Theoretical Framework to Design Trap-Free Plastic Electronics

Plastic electronics are promising affordable, mass-produced devices; however, plastic semiconductors have a significant defect: in the material, the electronic current is affected by “charge traps”. These traps have a negative influence on solar cells and plastic light-emitting diodes and are poorly understood.

Visualization of an electron traveling through a potential field with charge traps in plastic electronics. Credit: Gert-Jan Wetzelaer, University of Groningen

But, a new study carried out by a team of scientists from the Georgia Institute of Technology and the University of Groningen exposes a prevalent mechanism underlying these charge traps and provides an ideological framework for designing trap-free plastic electronics. The results of this new study have been published online in the Nature Materials journal.
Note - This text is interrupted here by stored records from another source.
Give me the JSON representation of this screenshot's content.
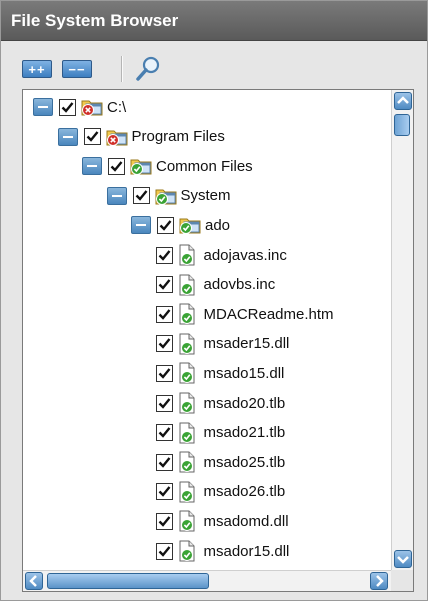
{
  "window": {
    "title": "File System Browser"
  },
  "toolbar": {
    "expand_all_label": "++",
    "collapse_all_label": "−−"
  },
  "tree": {
    "nodes": [
      {
        "label": "C:\\",
        "level": 0,
        "type": "folder",
        "status": "error",
        "expanded": true,
        "checked": true
      },
      {
        "label": "Program Files",
        "level": 1,
        "type": "folder",
        "status": "error",
        "expanded": true,
        "checked": true
      },
      {
        "label": "Common Files",
        "level": 2,
        "type": "folder",
        "status": "ok",
        "expanded": true,
        "checked": true
      },
      {
        "label": "System",
        "level": 3,
        "type": "folder",
        "status": "ok",
        "expanded": true,
        "checked": true
      },
      {
        "label": "ado",
        "level": 4,
        "type": "folder",
        "status": "ok",
        "expanded": true,
        "checked": true
      },
      {
        "label": "adojavas.inc",
        "level": 5,
        "type": "file",
        "status": "ok",
        "checked": true
      },
      {
        "label": "adovbs.inc",
        "level": 5,
        "type": "file",
        "status": "ok",
        "checked": true
      },
      {
        "label": "MDACReadme.htm",
        "level": 5,
        "type": "file",
        "status": "ok",
        "checked": true
      },
      {
        "label": "msader15.dll",
        "level": 5,
        "type": "file",
        "status": "ok",
        "checked": true
      },
      {
        "label": "msado15.dll",
        "level": 5,
        "type": "file",
        "status": "ok",
        "checked": true
      },
      {
        "label": "msado20.tlb",
        "level": 5,
        "type": "file",
        "status": "ok",
        "checked": true
      },
      {
        "label": "msado21.tlb",
        "level": 5,
        "type": "file",
        "status": "ok",
        "checked": true
      },
      {
        "label": "msado25.tlb",
        "level": 5,
        "type": "file",
        "status": "ok",
        "checked": true
      },
      {
        "label": "msado26.tlb",
        "level": 5,
        "type": "file",
        "status": "ok",
        "checked": true
      },
      {
        "label": "msadomd.dll",
        "level": 5,
        "type": "file",
        "status": "ok",
        "checked": true
      },
      {
        "label": "msador15.dll",
        "level": 5,
        "type": "file",
        "status": "ok",
        "checked": true
      }
    ]
  },
  "colors": {
    "titlebar": "#666666",
    "accent_blue": "#4a86bd",
    "status_ok": "#3aa335",
    "status_error": "#d0302a"
  }
}
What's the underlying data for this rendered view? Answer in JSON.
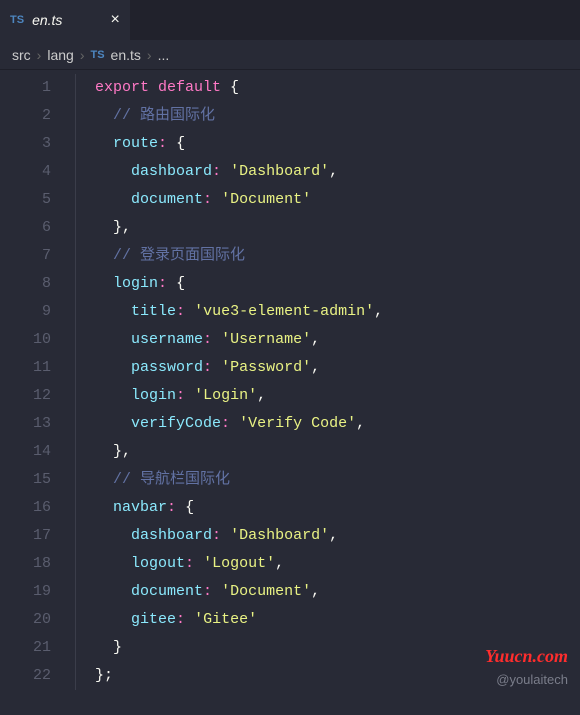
{
  "tab": {
    "icon_label": "TS",
    "filename": "en.ts"
  },
  "breadcrumb": {
    "parts": [
      "src",
      "lang"
    ],
    "file_icon": "TS",
    "file": "en.ts",
    "tail": "..."
  },
  "gutter": {
    "start": 1,
    "end": 22
  },
  "code": {
    "l1_export": "export",
    "l1_default": "default",
    "l1_brace": " {",
    "l2_comment": "// 路由国际化",
    "l3_prop": "route",
    "l4_prop": "dashboard",
    "l4_val": "'Dashboard'",
    "l5_prop": "document",
    "l5_val": "'Document'",
    "l7_comment": "// 登录页面国际化",
    "l8_prop": "login",
    "l9_prop": "title",
    "l9_val": "'vue3-element-admin'",
    "l10_prop": "username",
    "l10_val": "'Username'",
    "l11_prop": "password",
    "l11_val": "'Password'",
    "l12_prop": "login",
    "l12_val": "'Login'",
    "l13_prop": "verifyCode",
    "l13_val": "'Verify Code'",
    "l15_comment": "// 导航栏国际化",
    "l16_prop": "navbar",
    "l17_prop": "dashboard",
    "l17_val": "'Dashboard'",
    "l18_prop": "logout",
    "l18_val": "'Logout'",
    "l19_prop": "document",
    "l19_val": "'Document'",
    "l20_prop": "gitee",
    "l20_val": "'Gitee'"
  },
  "watermark": {
    "red": "Yuucn.com",
    "gray": "@youlaitech"
  }
}
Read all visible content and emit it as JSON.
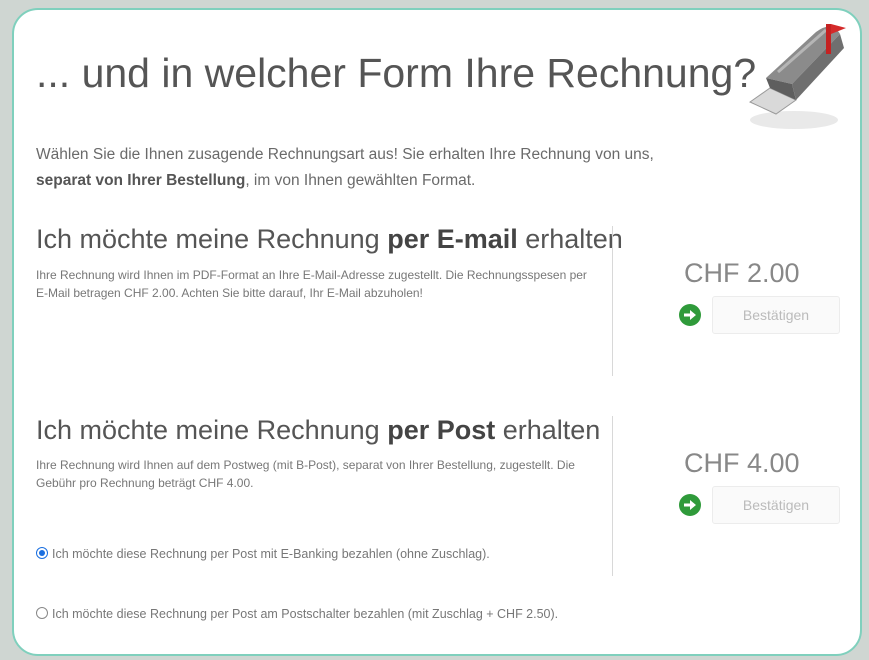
{
  "heading": "... und in welcher Form Ihre Rechnung?",
  "intro": {
    "line1": "Wählen Sie die Ihnen zusagende Rechnungsart aus! Sie erhalten Ihre Rechnung von uns,",
    "bold": "separat von Ihrer Bestellung",
    "line2_rest": ", im von Ihnen gewählten Format."
  },
  "email_option": {
    "title_pre": "Ich möchte meine Rechnung ",
    "title_bold": "per E-mail",
    "title_post": " erhalten",
    "description": "Ihre Rechnung wird Ihnen im PDF-Format an Ihre E-Mail-Adresse zugestellt. Die Rechnungsspesen per E-Mail betragen CHF 2.00. Achten Sie bitte darauf, Ihr E-Mail abzuholen!",
    "price": "CHF 2.00",
    "button_label": "Bestätigen"
  },
  "post_option": {
    "title_pre": "Ich möchte meine Rechnung ",
    "title_bold": "per Post",
    "title_post": " erhalten",
    "description": "Ihre Rechnung wird Ihnen auf dem Postweg (mit B-Post), separat von Ihrer Bestellung, zugestellt. Die Gebühr pro Rechnung beträgt CHF 4.00.",
    "price": "CHF 4.00",
    "button_label": "Bestätigen",
    "radio_options": [
      {
        "label": "Ich möchte diese Rechnung per Post mit E-Banking bezahlen (ohne Zuschlag).",
        "selected": true
      },
      {
        "label": "Ich möchte diese Rechnung per Post am Postschalter bezahlen (mit Zuschlag + CHF 2.50).",
        "selected": false
      }
    ]
  },
  "colors": {
    "panel_border": "#7fd0bd",
    "confirm_icon": "#2f9a3a",
    "radio_selected": "#1a6fe0"
  },
  "icons": {
    "header": "mailbox-icon",
    "confirm": "go-arrow-icon"
  }
}
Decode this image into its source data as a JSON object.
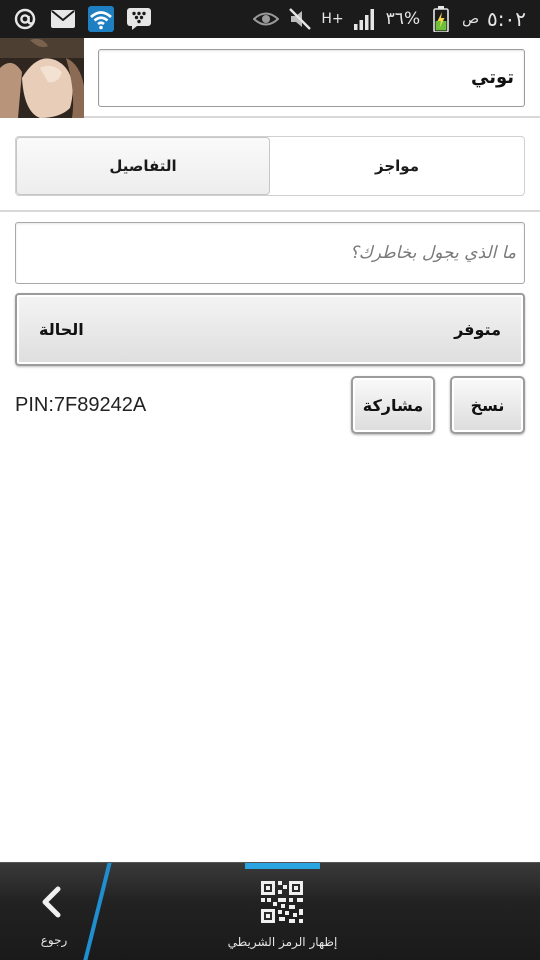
{
  "status_bar": {
    "time": "٥:٠٢",
    "am_pm": "ص",
    "battery": "٣٦%",
    "network": "H+",
    "left_icons": [
      "at-icon",
      "mail-icon",
      "wifi-icon",
      "bbm-icon"
    ],
    "right_icons": [
      "eye-icon",
      "mute-icon",
      "signal-icon",
      "battery-icon"
    ],
    "wifi_color": "#1e7fc2"
  },
  "header": {
    "display_name": "توتي"
  },
  "tabs": {
    "bar_label": "مواجز",
    "details_label": "التفاصيل"
  },
  "mood": {
    "placeholder": "ما الذي يجول بخاطرك؟"
  },
  "status": {
    "label": "الحالة",
    "value": "متوفر"
  },
  "actions": {
    "copy_label": "نسخ",
    "share_label": "مشاركة",
    "pin": "PIN:7F89242A"
  },
  "bottom_bar": {
    "back_label": "رجوع",
    "qr_label": "إظهار الرمز الشريطي",
    "accent_color": "#2aa4e0"
  }
}
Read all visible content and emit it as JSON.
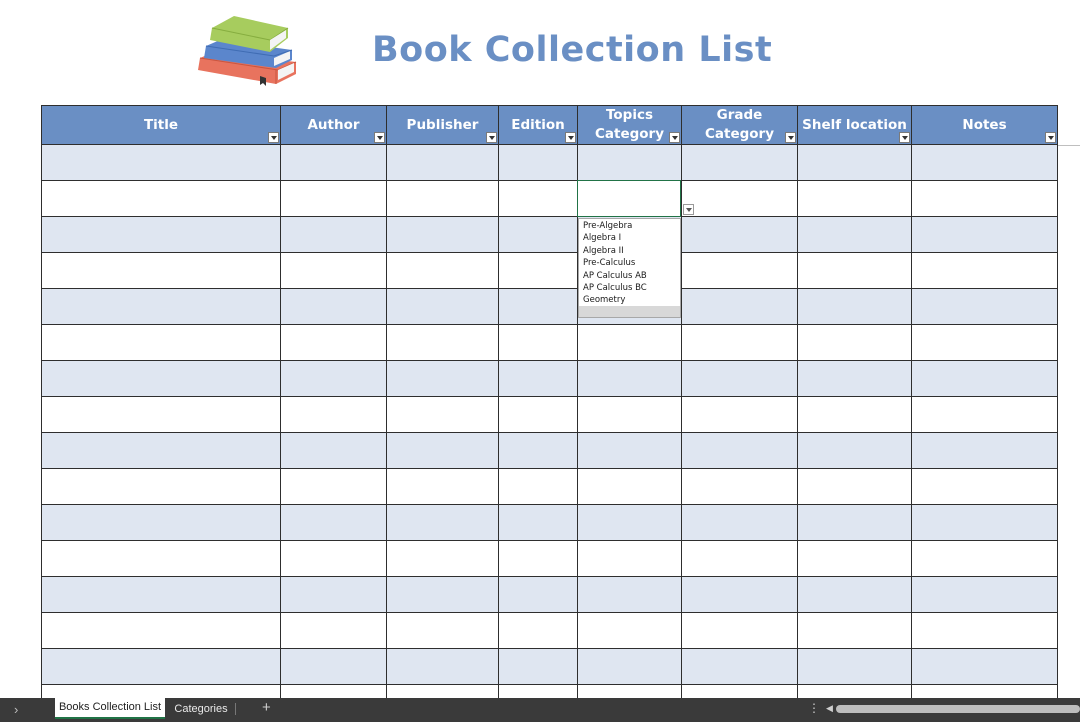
{
  "title": "Book Collection List",
  "columns": [
    "Title",
    "Author",
    "Publisher",
    "Edition",
    "Topics Category",
    "Grade Category",
    "Shelf location",
    "Notes"
  ],
  "dropdown": {
    "options": [
      "Pre-Algebra",
      "Algebra I",
      "Algebra II",
      "Pre-Calculus",
      "AP Calculus AB",
      "AP Calculus BC",
      "Geometry"
    ]
  },
  "sheet_tabs": {
    "active": "Books Collection List",
    "other": "Categories",
    "add": "+"
  },
  "colors": {
    "header": "#6a8fc4",
    "band": "#dfe6f1",
    "title": "#6a8fc4",
    "selection": "#217346"
  },
  "icons": {
    "logo": "books-stack-icon",
    "filter": "filter-dropdown-icon",
    "dropdown": "chevron-down-icon"
  }
}
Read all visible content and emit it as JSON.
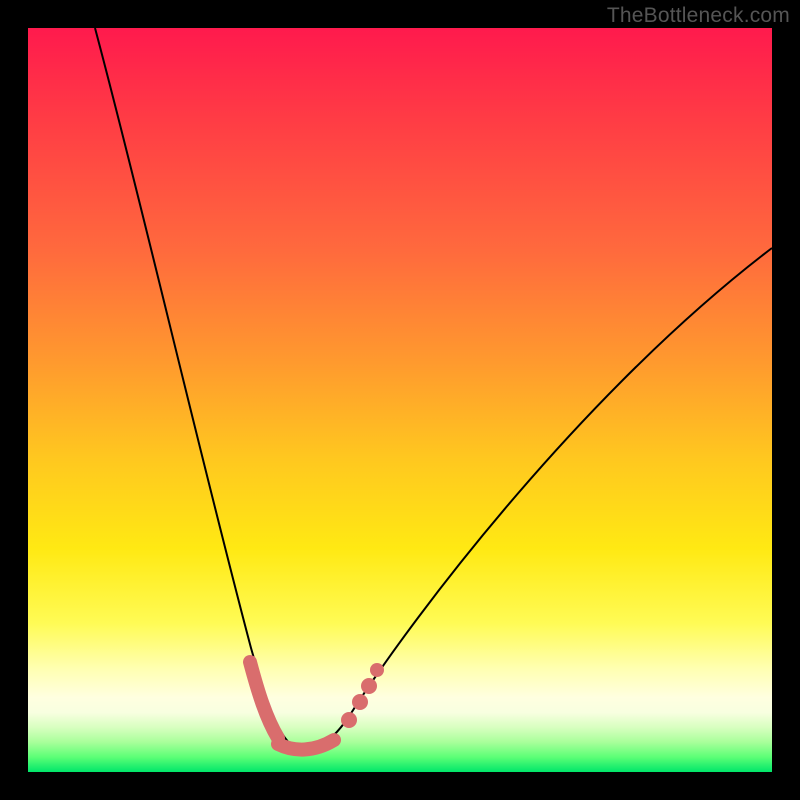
{
  "watermark": "TheBottleneck.com",
  "chart_data": {
    "type": "line",
    "title": "",
    "xlabel": "",
    "ylabel": "",
    "xlim": [
      0,
      100
    ],
    "ylim": [
      0,
      100
    ],
    "grid": false,
    "legend": false,
    "series": [
      {
        "name": "bottleneck-curve",
        "x": [
          9,
          12,
          15,
          18,
          21,
          24,
          27,
          30,
          33,
          34,
          36,
          38,
          40,
          42,
          45,
          50,
          55,
          60,
          65,
          70,
          75,
          80,
          85,
          90,
          95,
          100
        ],
        "y": [
          100,
          85,
          71,
          58,
          46,
          35,
          25,
          16,
          8,
          6,
          4,
          3,
          3,
          4,
          7,
          13,
          20,
          27,
          34,
          40,
          46,
          52,
          57,
          62,
          66,
          70
        ]
      }
    ],
    "highlighted_points": {
      "name": "marked-dots",
      "x": [
        30.5,
        31.5,
        32.5,
        33.5,
        36.0,
        38.5,
        41.0,
        42.5,
        44.0,
        45.0,
        46.5
      ],
      "y": [
        13,
        10,
        7,
        5,
        3,
        3,
        4,
        5,
        7,
        9,
        12
      ]
    },
    "background_gradient": {
      "top": "#ff1a4d",
      "mid": "#ffe913",
      "bottom": "#00e66a"
    }
  }
}
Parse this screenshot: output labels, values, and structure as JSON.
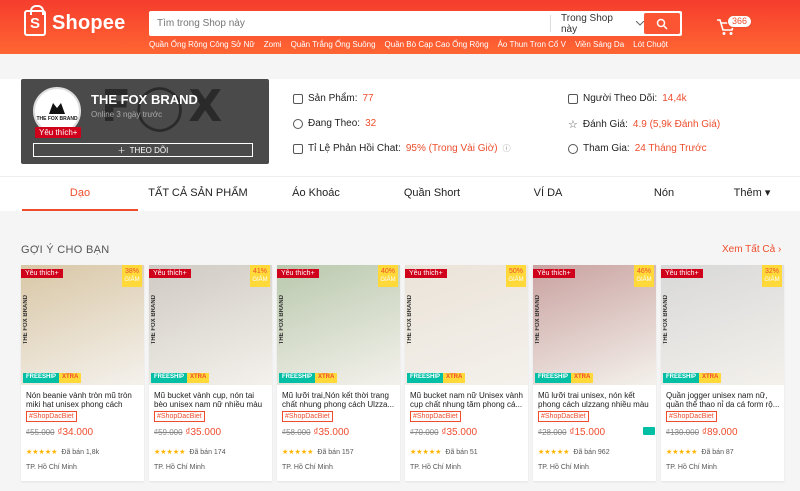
{
  "header": {
    "logo_text": "Shopee",
    "logo_glyph": "S",
    "search_placeholder": "Tìm trong Shop này",
    "search_scope": "Trong Shop này",
    "cart_count": "366",
    "keywords": [
      "Quần Ống Rộng Công Sở Nữ",
      "Zomi",
      "Quần Trắng Ống Suông",
      "Quần Bò Cạp Cao Ống Rộng",
      "Áo Thun Tron Cổ V",
      "Viền Sáng Da",
      "Lót Chuột"
    ]
  },
  "shop": {
    "name": "THE FOX BRAND",
    "online": "Online 3 ngày trước",
    "badge": "Yêu thích+",
    "follow_label": "THEO DÕI",
    "avatar_text": "THE FOX BRAND",
    "bg_text": "F◯X",
    "stats": {
      "products_label": "Sản Phẩm:",
      "products_value": "77",
      "following_label": "Đang Theo:",
      "following_value": "32",
      "chat_label": "Tỉ Lệ Phản Hồi Chat:",
      "chat_value": "95% (Trong Vài Giờ)",
      "followers_label": "Người Theo Dõi:",
      "followers_value": "14,4k",
      "rating_label": "Đánh Giá:",
      "rating_value": "4.9 (5,9k Đánh Giá)",
      "joined_label": "Tham Gia:",
      "joined_value": "24 Tháng Trước"
    }
  },
  "tabs": [
    "Dạo",
    "TẤT CẢ SẢN PHẨM",
    "Áo Khoác",
    "Quần Short",
    "VÍ DA",
    "Nón",
    "Thêm ▾"
  ],
  "recommend": {
    "title": "GỢI Ý CHO BẠN",
    "see_all": "Xem Tất Cả ›"
  },
  "products": [
    {
      "name": "Nón beanie vành tròn mũ tròn miki hạt unisex phong cách ret...",
      "discount": "38%",
      "old": "₫55.000",
      "new": "₫34.000",
      "sold": "Đã bán 1,8k",
      "loc": "TP. Hồ Chí Minh",
      "tag": "#ShopDacBiet",
      "off": "GIẢM",
      "ribbon": "Yêu thích+",
      "freeship_a": "FREESHIP",
      "freeship_b": "XTRA",
      "brand": "THE FOX BRAND",
      "color": "#d9c7a6",
      "stars": "★★★★★"
    },
    {
      "name": "Mũ bucket vành cụp, nón tai bèo unisex nam nữ nhiều màu pho...",
      "discount": "41%",
      "old": "₫59.000",
      "new": "₫35.000",
      "sold": "Đã bán 174",
      "loc": "TP. Hồ Chí Minh",
      "tag": "#ShopDacBiet",
      "off": "GIẢM",
      "ribbon": "Yêu thích+",
      "freeship_a": "FREESHIP",
      "freeship_b": "XTRA",
      "brand": "THE FOX BRAND",
      "color": "#cfcac3",
      "stars": "★★★★★"
    },
    {
      "name": "Mũ lưỡi trai,Nón kết thời trang chất nhung phong cách Ulzza...",
      "discount": "40%",
      "old": "₫58.000",
      "new": "₫35.000",
      "sold": "Đã bán 157",
      "loc": "TP. Hồ Chí Minh",
      "tag": "#ShopDacBiet",
      "off": "GIẢM",
      "ribbon": "Yêu thích+",
      "freeship_a": "FREESHIP",
      "freeship_b": "XTRA",
      "brand": "THE FOX BRAND",
      "color": "#b9c9ad",
      "stars": "★★★★★"
    },
    {
      "name": "Mũ bucket nam nữ Unisex vành cụp chất nhung tăm phong cá...",
      "discount": "50%",
      "old": "₫70.000",
      "new": "₫35.000",
      "sold": "Đã bán 51",
      "loc": "TP. Hồ Chí Minh",
      "tag": "#ShopDacBiet",
      "off": "GIẢM",
      "ribbon": "Yêu thích+",
      "freeship_a": "FREESHIP",
      "freeship_b": "XTRA",
      "brand": "THE FOX BRAND",
      "color": "#eae3d8",
      "stars": "★★★★★"
    },
    {
      "name": "Mũ lưỡi trai unisex, nón kết phong cách ulzzang nhiều màu ...",
      "discount": "46%",
      "old": "₫28.000",
      "new": "₫15.000",
      "sold": "Đã bán 962",
      "loc": "TP. Hồ Chí Minh",
      "tag": "#ShopDacBiet",
      "off": "GIẢM",
      "ribbon": "Yêu thích+",
      "freeship_a": "FREESHIP",
      "freeship_b": "XTRA",
      "brand": "THE FOX BRAND",
      "color": "#c9a2a0",
      "stars": "★★★★★"
    },
    {
      "name": "Quần jogger unisex nam nữ, quần thể thao nỉ da cá form rộ...",
      "discount": "32%",
      "old": "₫130.000",
      "new": "₫89.000",
      "sold": "Đã bán 87",
      "loc": "TP. Hồ Chí Minh",
      "tag": "#ShopDacBiet",
      "off": "GIẢM",
      "ribbon": "Yêu thích+",
      "freeship_a": "FREESHIP",
      "freeship_b": "XTRA",
      "brand": "THE FOX BRAND",
      "color": "#d8d8d8",
      "stars": "★★★★★"
    }
  ]
}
Plastic semiconductors are made up of organic, carbon-based polymers and they comprise a tunable forbidden energy gap. An electron current is inserted into a higher molecular orbital, just above the energy gap in a plastic LED. After insertion, the electrons move toward the center of the LED and fall in energy over against the forbidden energy gap and convert the energy loss in the process into photons. As a consequence, an electrical current is changed into visible light.

But, a lot of electrons get caught up in traps in the material and cannot be converted into light during their journey through the semiconductor. Furthermore, this trapping process minimizes the electron current and shifts the place where electrons are transformed into photons outside the center of the device. The first author of Nature Materials, Herman Nicolai explained that this process reduces the quaintly of light the diode can generate.

The traps are caused by impurities in the material or kinks in the polymer chains. The Georgia Tech group, headed by Professor Jean-Luc Bredas from the School of Chemistry & Biochemistry, examined the electronic structure of various possible traps.

Since the traps have similar current rates, the expected electron current can be estimated in different plastic materials. The study also points the method to trap-free materials. The results of this investigation are important for both plastic solar cells and plastic LEDs.